Thrust out of influence, bankrupt in purse and prospects, politically discarded by the State and national Republican party, his Federal coalition a failure, Burr now sought a desperate revenge. Of all men none had so marred his fortune as Hamilton, his rival at the bar, and constant enemy. Of Hamilton's exposures in 1801 he knew something. On this State campaign Hamilton had resolutely held back his fellow-Federalists by a similar course, while avoiding the canvass as much as possible. Unable to make specific charges, Burr demanded imperiously of Hamilton a broad disavowal of all offensive expressions concerning him, or else the satisfaction usual among gentlemen.

Finding Burr inflexible, Hamilton chose the latter alternative; reason and conscience protesting against an encounter to which his romantic sense of honor impelled him and which he hoped to justify by sparing in any event the life of the man who sought his blood. He was not without presentiment that he would be a victim; and Burr, who felt no compunction, practised carefully at a mark to make sure of it. The duel, postponed to an opportunity mutually convenient, took place in the gray of a July morning, on the Jersey shore. The parties were prompt with their seconds and attendants. On the signal Burr raised his arm, took aim with coolness and precision, and shot Hamilton in the right side. Hamilton's pistol went off in the air as if involuntarily, and he fell upon his face mortally wounded. On the same ground, and nearly on the same spot, fell Hamilton's eldest son, in a miserable political duel, three years before. Burr fled; his fainting victim was conveyed across the river by boat once more; and in the house of his second, after suffering great agony of mind and body, he expired the next day.

Thus, unhappily, was flung away one of the most vivacious spirits ever yet vouchsafed to this New World.
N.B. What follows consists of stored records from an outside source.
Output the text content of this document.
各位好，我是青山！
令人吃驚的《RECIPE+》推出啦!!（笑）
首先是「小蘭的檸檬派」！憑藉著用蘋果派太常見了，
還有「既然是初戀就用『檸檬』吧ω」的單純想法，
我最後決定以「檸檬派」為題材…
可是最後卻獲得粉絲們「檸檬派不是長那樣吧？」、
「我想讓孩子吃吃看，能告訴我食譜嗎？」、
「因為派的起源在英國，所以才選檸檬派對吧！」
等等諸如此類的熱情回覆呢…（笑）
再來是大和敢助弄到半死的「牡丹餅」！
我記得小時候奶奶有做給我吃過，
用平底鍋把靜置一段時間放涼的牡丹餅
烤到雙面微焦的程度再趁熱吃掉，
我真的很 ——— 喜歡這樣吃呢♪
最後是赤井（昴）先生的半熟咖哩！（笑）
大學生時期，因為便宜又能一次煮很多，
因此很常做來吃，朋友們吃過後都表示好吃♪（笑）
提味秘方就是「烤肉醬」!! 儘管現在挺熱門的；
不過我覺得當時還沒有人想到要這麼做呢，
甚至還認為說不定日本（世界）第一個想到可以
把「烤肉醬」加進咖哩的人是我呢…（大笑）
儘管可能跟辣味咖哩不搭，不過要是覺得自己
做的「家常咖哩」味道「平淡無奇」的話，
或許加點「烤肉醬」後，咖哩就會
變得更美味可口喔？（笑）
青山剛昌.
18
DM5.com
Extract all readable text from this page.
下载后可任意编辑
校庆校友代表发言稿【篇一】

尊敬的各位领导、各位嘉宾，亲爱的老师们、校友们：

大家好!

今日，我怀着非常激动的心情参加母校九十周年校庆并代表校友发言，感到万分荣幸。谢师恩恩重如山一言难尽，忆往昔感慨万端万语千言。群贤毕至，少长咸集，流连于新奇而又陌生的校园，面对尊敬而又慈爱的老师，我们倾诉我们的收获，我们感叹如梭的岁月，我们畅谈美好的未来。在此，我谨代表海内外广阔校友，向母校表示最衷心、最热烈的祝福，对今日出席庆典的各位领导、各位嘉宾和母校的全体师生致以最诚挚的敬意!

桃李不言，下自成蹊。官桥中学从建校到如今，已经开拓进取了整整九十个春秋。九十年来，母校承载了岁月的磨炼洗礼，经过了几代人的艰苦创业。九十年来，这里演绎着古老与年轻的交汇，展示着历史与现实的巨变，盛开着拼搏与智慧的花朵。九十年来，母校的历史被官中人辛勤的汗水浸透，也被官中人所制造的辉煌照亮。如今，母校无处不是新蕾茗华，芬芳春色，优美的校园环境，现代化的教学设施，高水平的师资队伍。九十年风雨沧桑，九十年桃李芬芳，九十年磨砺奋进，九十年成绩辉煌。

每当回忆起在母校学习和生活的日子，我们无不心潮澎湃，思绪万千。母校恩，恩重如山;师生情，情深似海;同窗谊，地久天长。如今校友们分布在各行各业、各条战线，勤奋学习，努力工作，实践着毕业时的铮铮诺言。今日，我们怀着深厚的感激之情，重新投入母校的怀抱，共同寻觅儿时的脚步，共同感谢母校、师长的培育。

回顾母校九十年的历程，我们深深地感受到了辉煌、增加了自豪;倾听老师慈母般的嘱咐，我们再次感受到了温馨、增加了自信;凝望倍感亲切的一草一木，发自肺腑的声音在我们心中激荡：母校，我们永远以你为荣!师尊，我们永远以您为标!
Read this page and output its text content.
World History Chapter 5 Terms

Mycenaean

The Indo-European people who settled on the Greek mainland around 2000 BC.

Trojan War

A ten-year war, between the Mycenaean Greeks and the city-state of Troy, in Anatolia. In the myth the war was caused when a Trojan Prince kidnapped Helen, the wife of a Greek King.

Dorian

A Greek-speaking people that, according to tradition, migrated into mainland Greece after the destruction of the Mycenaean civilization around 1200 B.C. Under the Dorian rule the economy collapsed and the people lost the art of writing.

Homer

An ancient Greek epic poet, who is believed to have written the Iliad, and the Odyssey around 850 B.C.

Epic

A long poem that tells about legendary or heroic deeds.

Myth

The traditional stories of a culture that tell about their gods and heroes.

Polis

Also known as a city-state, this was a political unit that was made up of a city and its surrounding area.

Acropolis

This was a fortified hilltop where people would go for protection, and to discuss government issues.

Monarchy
Hamilton's soaring greatness, his energy, his fertility in resources, and the faults of his remarkable character we have sought to depict. As his views on political subjects were exprest plainly in writing on every emergency, exploring from top to bottom, so to speak, and his writings have been published, only they need misunderstand Hamilton at this day, who rely upon the exaggerated phrase of contemporaries, of those on the one hand who felt that the Union could not endure with him, and of those on the other who were assured that it could not last without him.

No estimate, however, of Hamilton can be complete which fails to take into account the precocity of his intellect and the almost juvenile stage of that career which was so illustrious under all discouragements. This prodigy of executive ability; this Cæsar of a commonplace world, which yielded unfortunately for the scope of his powers, more to laws than to individuals; this financier, whose feats with the public credit had astonished two continents; this imperial soul, which had dwelt in near companionship to Washington; this statesman, who at thirty-five despised the subtle Jefferson, a man nearly fifty, who sought to bend that venerable oak, John Adams, who never doubted his own position among the wealthiest, the oldest in family influence, in a country upon which he had been cast, a waif this wonderful American reached the zenith of his public influence when about thirty, and died at forty-seven.

What might he not have accomplished, it may be asked, had he lived to devote his riper years to his fellow-countrymen? Not, we apprehend, a new and more brilliant public career. For the more that political power passed to the American mass, the more surely he was cut off from participating in it. Hamilton was fitted to rule a decaying, not to lead a rising republic. He was boldest in time of public danger, and only despaired when all was peace and safety, so that personal prowess was impossible. As Gouverneur Morris, his sympathetic friend and eulogist, felt compelled to admit, Hamilton was covetous of glory more than of wealth or power, and while conscious that a monarchy in America was unattainable, so constantly and indiscreetly avowed his attachment to it, that he cut himself off from all chance of rising into office. And it is certain that to Washington's personal friendship and protection he owed almost solely his political opportunities, the strongest partizans not daring to expose him to the test of the ballot. . . .

But an assassin's bullet stopt all opportunities for good or ill. Hamilton perished untimely; a disbeliever in national dismemberment, but to the last a dreamer, a fatalist, lamenting a political system which seemed poisoned with democracy, and recognizing it as his paramount duty to maintain the code of honor in view of emergencies which might later arise. A grand impulse to our national system, with consolidation as the corrective of a confederacy; liberal national powers; protection, force, and energy in the central government; financial stability—these were Hamilton's great legacy to the American Union.

Hamilton was idolized by his personal friends, his very frailties moving those to compassion who acknowledged his superior intellect; while Burr was regarded as a cold and heartless libertine. The duel and its fatal issue startled the public, so stealthy had been all the preparations. To Hamilton's followers it seemed a martyrdom; nor could Jefferson and his party resist the idea that the victim had fallen in their cause. Grief and indignation mingled in the funeral rites paid to his remains. His widow and young children left with an embarrassed property were relieved by a public subscription. Burr was pursued as a wilful murderer; indictments were found against him in New York and New Jersey; and such was the public feeling that he had to take temporary refuge in Georgia.